Os "Rambos" de verão em "tom menor" no Porto Santo

Na vida não vale tudo. Em qualquer idade. É preciso ir dizendo isso a quem não sabe.



O Porto Santo já era ilha verde nas férias de verão. Tem praia, tem tudo. Este ano, é mais

verde por não ter casos de Covid-19, uma circunstância que potenciou ainda mais o destino e relançou-o para um patamar de visitas que deve estar a andar pelos melhores anos, se não ultrapassou mesmo. Porto Santo como sempre e este ano seguro da pandemia. Não podia ser mais atrativo. E ainda bem, as férias cá dentro ajudam os comerciantes, apoiam a economia e permitem lançar um olhar para fora e ver que a Região, no seu todo, é de confiança, pelo que tem e pelo que fez em contexto pandémico. E isso era suficiente para deixar a Ilha, que é também dourada, com um avanço de protagonismo para o futuro, mesmo que relativamente aos continentais os preços das viagens aéreas, em agosto, sejam escandalosos.

Mas aquilo que o Porto Santo não precisava mesmo era dos "rambos" de verão em tom menor. Menores de idade, menores de mentalidade, menores de raciocínio, menores na falta de educação que a menoridade dos adultos moldou por inércia. O Porto Santo não precisava disto, não precisava da falta de orientação desta gente. Precisava, isso sim, que os pais tomassem conta dos filhos, que os meninos, sendo menores, não fossem comprar viagens para irem sós, à deriva, como se de um convite se tratasse e com "passaporte" para tudo e mais alguma coisa, para o vandalismo, para desassossegar quem estava sossegado no destino "verde", que passou a "vermelho" de imagem num abrir e fechar de olhos. Vídeos, fotos, quais "Stallones improvisados" na vida real, foram parar ao mundo, o mundo que soube do Porto Santo destino de ouro e também viu o Porto Santo destino de pancadaria e destruição em noites consecutivas. Tanto trabalho para pedirmos férias cá dentro, seguras em várias vertentes, para depois dar nisto.

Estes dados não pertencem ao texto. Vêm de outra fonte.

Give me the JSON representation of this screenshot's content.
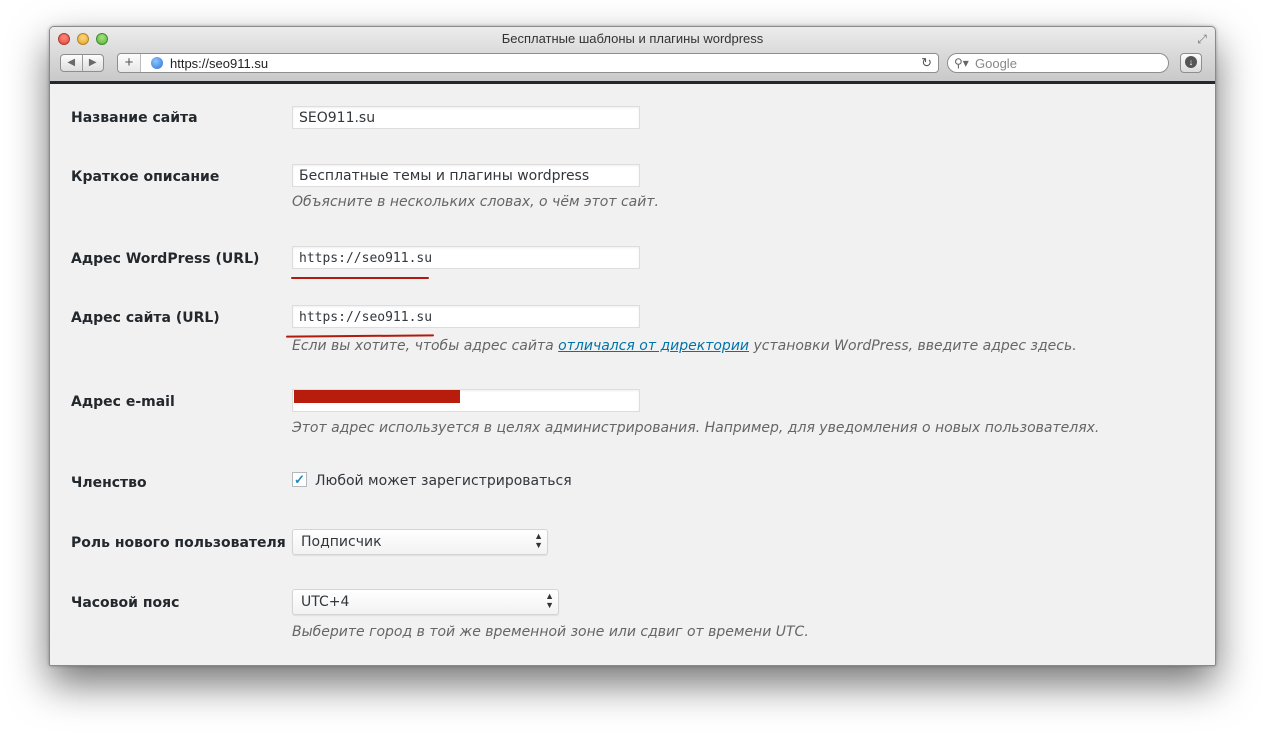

Não sou dos que acham que se deve generalizar. Nada disso, há jovens responsáveis, há até menores responsáveis, inclusivé mais do que alguns adultos, mas a verdade é que existe uma faixa, que até pode ser aquela que por variadas vezes destrói mobiliário urbano à saída de discotecas e bares no Funchal, que não tem a noção de vida em sociedade, que ultrapassa limites e que sai impune por estar numa fase da vida em que é preciso dar segundas e terceiras oportunidades. É verdade, é preciso resistirmos à tentação de uma "entrada a pés juntos" para estas situações, mas também é preciso encontrar uma forma de atuar energicamente, está visto que em casa não chega. Dentro do que a lei permite, é importante não deixar passar estes episódios em claro, como aconteceu recentemente com uma festa de jovens, no Funchal, em que a polícia entregou os filhos, completamente embriagados, aos pais e ainda foi criticada e insultada por isso. Disseram, esses pais, que os filhos estão na idade disso, de se divertirem, de ingerirem álcool até cair, de fazerem tudo a mais. Confundem viver a vida da juventude, mesmo com alguns excessos, com insolência, falta de educação e de vergonha e excesso de estupidez. Acham que viver a vida vale tudo. Mas na vida não vale tudo. Em qualquer idade. É preciso ir dizendo isso a quem não sabe.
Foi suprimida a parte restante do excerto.